Linear Regression. The algorithm seeks a linear, straight-line function so that all values, present and future, plot around it. The linear regression algorithm is fairly simple and, to a large extent, even unrealistic because, in practice, it means that a single value guides the prediction. Any realistic predictive scenarios, instead, bring in several different input data flows.
Multilinear Regression. In this case, the regression function responsible for the actual prediction is based on a larger number of input parameters. This fits in a much smoother way into the real world because to predict the price of a house, for example, you would use not only square footage but also historical trends, neighborhood, rooms, age, and maybe more factors.
Polynomial Regression. The relationship between the input values and the predicted value is modeled as an nth degree polynomial in one of the input values. In this regard, polynomial regression is a special case of multilinear regression and is useful when data scientists have reasons to hypothesize a curvilinear relationship.
Nonlinear Regression. Any techniques that need a nonlinear curve to describe the trend of the output value given a set of input data fall under the umbrella of nonlinear regression.

Commonly Used Algorithms

The solution to a regression problem is finding the curve that best follows the trend of input data. Needless to say, the training phase of the algorithm works on training data, but the deployed model, instead, needs to perform well on similar live data. The curve that predicts the output value based on the input is the curve that minimizes a given error function. The various algorithms define the error function in different ways and measure the error in different ways.

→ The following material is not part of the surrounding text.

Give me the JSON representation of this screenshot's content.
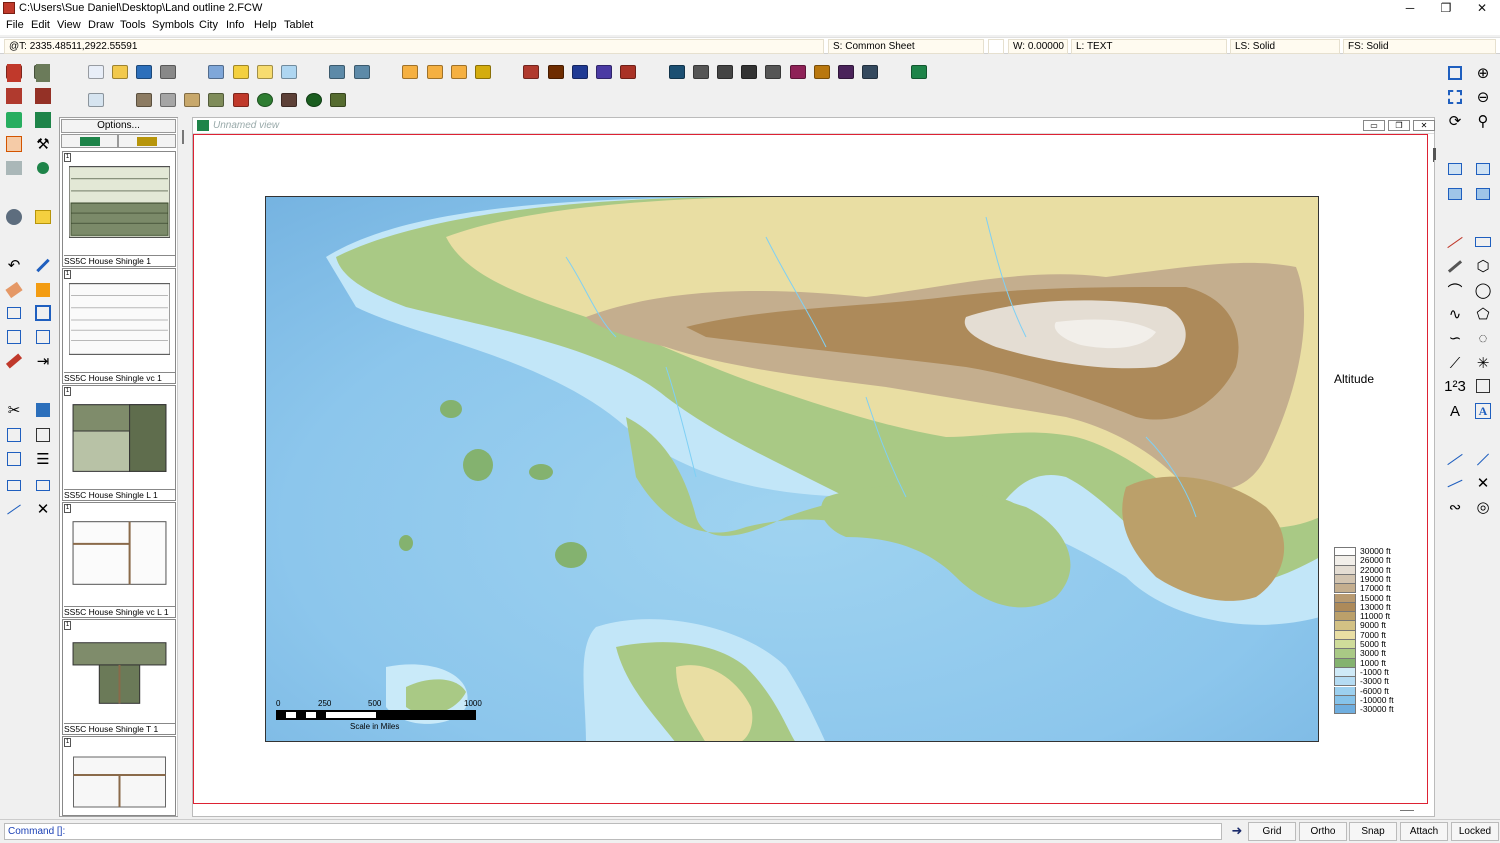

The classes of algorithms most commonly used for regression problems are as follows:

Gradient Descent. The gradient descent algorithm is expected to return the coefficients that minimize an error function. It works iteratively by first assigning default values to the coefficient and then measuring the error. If the error is large, it then looks at the gradient of the function and moves ahead in that direction, determining new values for the coefficients. It repeats the step until some stop condition is met.
Stochastic Dual Coordinate Ascent. This algorithm takes a different approach and essentially solves a dual problem—maximizing the value calculated by the function rather than minimizing the error. It doesn’t use the gradient but proceeds along each axis until it finds a maximum and then moves to the next axis.
Regression Decision Tree. This algorithm builds a decision tree, as discussed previously, for classification problems. The main differences are the type of the error function used to decide if the tree is deep enough and the way in which the feature value in each node is chosen (in this case, it is the mean of all values).
Gradient Boosting Machine. This algorithm combines multiple weaker algorithms (e.g., most commonly, a basic decision tree) and builds a unified, stronger learner. Typically, the prediction results from the weighed combination of the output of all the chained weak learners. Extremely popular algorithms in this class are XGBoost and LightGBM.

Common Problems Addressed by Regression

Regression is the task of predicting a continuous value, whether a quantity, a price, or a temperature.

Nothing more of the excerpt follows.